O trânsito estava parado, muitos motoristas desciam para ver o que estava acontecendo.
– Onde
está a ambulância? – reclamou uma senhora magérrima debaixo de uma sombrinha
que combinava com seu vestido, mas que se mostrava inútil na tarefa de barrar
os raios solares. Então uma mulata, redonda e escandalosa surtou:
– Ela
está abrindo os olhos – a multidão curiosa tornou a se aproximar, Inácio veio
junto, como estava quente no meio daquela gente, cheiros de todos os tipos, mas
a adrenalina deixava tudo suportável, no encantamento de se admirar a tragédia
da vida alheia.
A velha,
com os olhos arregalados, curva-se e apoiada com as mãos senta-se, então todos
veem, debaixo dela, um cachorro. Ela ainda não o tinha percebido e começava um
monólogo sem nexo num sotaque italiano-caipira forte, próprio dos habitantes
mais antigos da cidade:
– O
vaso... vou molhar as flores... que calor... quem colocou o vaso aí?... não
alcanço... meu Deus...
Não, ela
não tinha tentado suicídio, estava só querendo aguar as plantas e perdeu o
equilíbrio.
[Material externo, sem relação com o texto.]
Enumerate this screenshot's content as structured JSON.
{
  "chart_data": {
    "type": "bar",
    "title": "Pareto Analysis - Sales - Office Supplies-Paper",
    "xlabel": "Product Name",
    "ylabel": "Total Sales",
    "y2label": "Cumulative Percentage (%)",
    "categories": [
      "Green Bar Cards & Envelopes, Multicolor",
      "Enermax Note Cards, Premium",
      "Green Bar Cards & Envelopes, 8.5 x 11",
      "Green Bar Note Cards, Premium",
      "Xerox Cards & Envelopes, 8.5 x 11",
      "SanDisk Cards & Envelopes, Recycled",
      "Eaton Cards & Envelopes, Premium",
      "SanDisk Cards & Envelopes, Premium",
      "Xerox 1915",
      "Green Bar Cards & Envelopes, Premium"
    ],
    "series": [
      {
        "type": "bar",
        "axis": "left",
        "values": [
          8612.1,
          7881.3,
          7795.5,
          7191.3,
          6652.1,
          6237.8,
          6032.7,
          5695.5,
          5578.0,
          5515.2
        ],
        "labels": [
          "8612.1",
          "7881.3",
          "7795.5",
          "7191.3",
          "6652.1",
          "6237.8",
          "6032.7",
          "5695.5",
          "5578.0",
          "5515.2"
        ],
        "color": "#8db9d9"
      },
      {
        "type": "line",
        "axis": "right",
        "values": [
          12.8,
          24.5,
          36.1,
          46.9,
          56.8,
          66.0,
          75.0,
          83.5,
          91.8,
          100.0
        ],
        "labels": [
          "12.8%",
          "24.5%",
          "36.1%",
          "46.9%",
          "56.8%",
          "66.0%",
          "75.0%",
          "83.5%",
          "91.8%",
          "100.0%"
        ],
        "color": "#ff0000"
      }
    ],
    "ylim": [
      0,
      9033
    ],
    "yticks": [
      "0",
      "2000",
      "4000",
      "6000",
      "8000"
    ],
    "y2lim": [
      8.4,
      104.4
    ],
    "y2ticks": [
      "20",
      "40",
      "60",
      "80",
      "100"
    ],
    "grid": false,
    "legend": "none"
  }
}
Ela tentou se levantar, no que algumas pessoas adiantaram-se para
segurá-la.
– É
melhor a senhora não se mexer – disse um homem com crachá de gerente de loja de
eletrodomésticos.
– Estou
bem – respondeu a velha com impertinência, - mas acho que tem algo debaixo de
mim – finalmente ela percebeu a massa de carne sob seu corpo.
Como não
havia jeito de impedi-la, as pessoas mais próximas se puseram a ajuda-la a se
por de pé, ela realmente estava bem, contudo, embaixo dela havia um cachorro, ele
estava morto. De alguma maneira o cão tinha amortecido a queda da velha, ela
nada sofrera, mas ele perdera a vida. Inácio reconheceu o animal, um vira-lata
que vivia na porta do restaurante, era alimentado pelos clientes, era bem
tratado, tinham arranjado até um nome pra ele. A ambulância chegou, levou a
velha para fazer os exames devidos no hospital, mas na manhã seguinte ela já
estava andando pelas ruas do centro, conversando com as pessoas, levando o
sapato de salto quebrado para consertar no sapateiro, ela não sofreu nem um
arranhão com a queda.
Inácio
tinha na carteira uma fotografia, guardada há alguns anos. Era dele, em frente
ao bar com os amigos garçons. Do lado esquerdo da foto, quase que saindo dela,
deitando no chão, estava o cachorro. Inácio mandou fazer uma cópia aumentada da
parte da foto onde aparecia o cão. A foto foi emoldurada e colocada numa parede
do restaurante, uma frase, escrita à mão pelo próprio Inácio, dizia: “o homem
não quer ter vida de cachorro, mas esse cachorro deu sua vida por alguém”,
seguia a data do milagre ocorrido, sim porque todos que souberam do ocorrido
acharam aquilo um verdadeiro milagre, e o cão, um herói.
Acabei de
tomar o café e foi só então que me dei conta do que estava acontecendo nas
últimas semanas, entre realidade e história, eu tinha testemunhado cinco experiências
de morte, incluindo a minha própria diante do revólver que falhou duas vezes.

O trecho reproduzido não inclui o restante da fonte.